Ce type de comportement s’apparentait beaucoup à du pillage de tombes sous-marines, mais il était plus professionnel et légal étant donné qu’une partie considérable des marchandises récupérées pouvait légalement revenir à ceux qui les avaient trouvées. Bien évidemment, il était impossible de vérifier si ces marchandises provenaient réellement de haute mer.
Il existait deux types d’entreprises de ce genre. Les premières récupéraient les épaves modernes, les démantelaient et vendaient aux enchères les coques qui n’étaient pas totalement délabrées, ou encore les ressources trouvées. La seconde récupérait des épaves anciennes, et vendait à des collectionneurs ou à des musées les antiquités qu’elles renfermaient.
L’entreprise pour laquelle travaillait cet homme appartenait à la seconde catégorie. Ils avaient de nombreux consultants et chaque projet, pour être mené à bien, nécessitait deux ou trois ans de collaboration de la part d’un grand nombre d’experts, aussi bien en archéologie qu’en océanographie. Leurs bénéfices étaient tels qu’ils disposaient de nombreux instruments et navires de haute technologie.
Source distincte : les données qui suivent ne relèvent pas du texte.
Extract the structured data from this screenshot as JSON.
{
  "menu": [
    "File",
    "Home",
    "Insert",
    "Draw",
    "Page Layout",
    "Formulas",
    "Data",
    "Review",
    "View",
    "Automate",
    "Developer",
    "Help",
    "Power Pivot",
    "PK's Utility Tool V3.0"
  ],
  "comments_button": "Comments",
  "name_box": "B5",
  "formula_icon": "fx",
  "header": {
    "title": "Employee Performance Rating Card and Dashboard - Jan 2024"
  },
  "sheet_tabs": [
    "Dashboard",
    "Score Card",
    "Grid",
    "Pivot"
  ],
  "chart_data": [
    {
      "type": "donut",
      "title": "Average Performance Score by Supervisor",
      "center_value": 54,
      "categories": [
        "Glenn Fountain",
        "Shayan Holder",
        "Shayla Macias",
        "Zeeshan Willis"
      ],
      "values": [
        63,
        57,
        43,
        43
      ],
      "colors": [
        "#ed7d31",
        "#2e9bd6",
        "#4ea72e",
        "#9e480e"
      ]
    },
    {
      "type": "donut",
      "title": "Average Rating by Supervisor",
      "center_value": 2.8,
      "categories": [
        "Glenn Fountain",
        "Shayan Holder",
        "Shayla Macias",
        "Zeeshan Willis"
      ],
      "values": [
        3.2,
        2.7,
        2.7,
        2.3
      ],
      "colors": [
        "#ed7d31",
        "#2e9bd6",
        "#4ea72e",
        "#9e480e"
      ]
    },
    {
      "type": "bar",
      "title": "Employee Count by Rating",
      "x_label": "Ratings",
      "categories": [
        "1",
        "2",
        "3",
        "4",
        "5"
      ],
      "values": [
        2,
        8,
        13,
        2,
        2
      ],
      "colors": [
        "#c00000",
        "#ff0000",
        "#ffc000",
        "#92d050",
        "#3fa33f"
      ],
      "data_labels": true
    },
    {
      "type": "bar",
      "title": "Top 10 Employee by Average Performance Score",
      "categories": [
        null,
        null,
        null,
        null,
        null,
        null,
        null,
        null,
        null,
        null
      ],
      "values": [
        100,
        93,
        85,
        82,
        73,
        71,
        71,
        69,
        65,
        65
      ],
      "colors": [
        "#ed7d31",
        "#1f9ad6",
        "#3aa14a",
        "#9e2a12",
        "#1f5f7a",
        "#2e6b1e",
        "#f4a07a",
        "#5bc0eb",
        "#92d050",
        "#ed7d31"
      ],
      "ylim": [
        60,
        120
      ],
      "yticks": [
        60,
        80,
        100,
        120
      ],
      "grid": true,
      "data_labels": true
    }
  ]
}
Afin de trouver au plus vite la tombe sous-marine, oncle San avait emprunté à cette société, sous forme de garantie, des équipements ainsi que du personnel et affecté en son nom une équipe d’investigation de cinq personnes. C’était censé être une bonne affaire, mais cinq jours après leur départ, le département logistique de la société perdit le contact avec le navire de l’équipe.
Ils attendirent quarante-huit heures, puis envoyèrent une équipe de recherche pour ratisser la mer, mais on ne trouva rien. Le dernier message confirmé, envoyé trois heures avant la disparition de l’équipe, les informait que mon oncle et deux des autres enquêteurs étaient entrés dans la tombe.
Si cette société m’avait contacté, c’était parce qu’Oncle San, avant de partir, leur avait dit que si quelque chose lui arrivait, ils pourraient appeler à ce numéro et demander mon aide.
― Pour le moment, nous n’avons aucun moyen de savoir ce qui se passe dans la tombe et nous ignorons si ces personnes sont encore en vie, dit l’homme au téléphone. Nous allons donc y envoyer une autre équipe. Mais comme la plupart d’entre nous ne traitent que des questions philosophiques et théoriques, nous aurions besoin d’un guide expérimenté. Quelqu’un qui puisse au moins nous aider à trouver l’emplacement exact de la tombe.
Voyant qu’il insistait sur le mot « guide » comme pour laisser entendre qu’il connaissait ma véritable identité, j’émis quelques réserves. Toutefois, cette affaire était si importante qu’il me fallait m’y rendre. Je n’avais donc pas d’autre choix que de mettre cette question de côté pour le moment.
― Comme je ne sais pas exactement ce qui se passe là-bas, que diriez-vous de reprendre cette conversation lorsque je serai sur place ?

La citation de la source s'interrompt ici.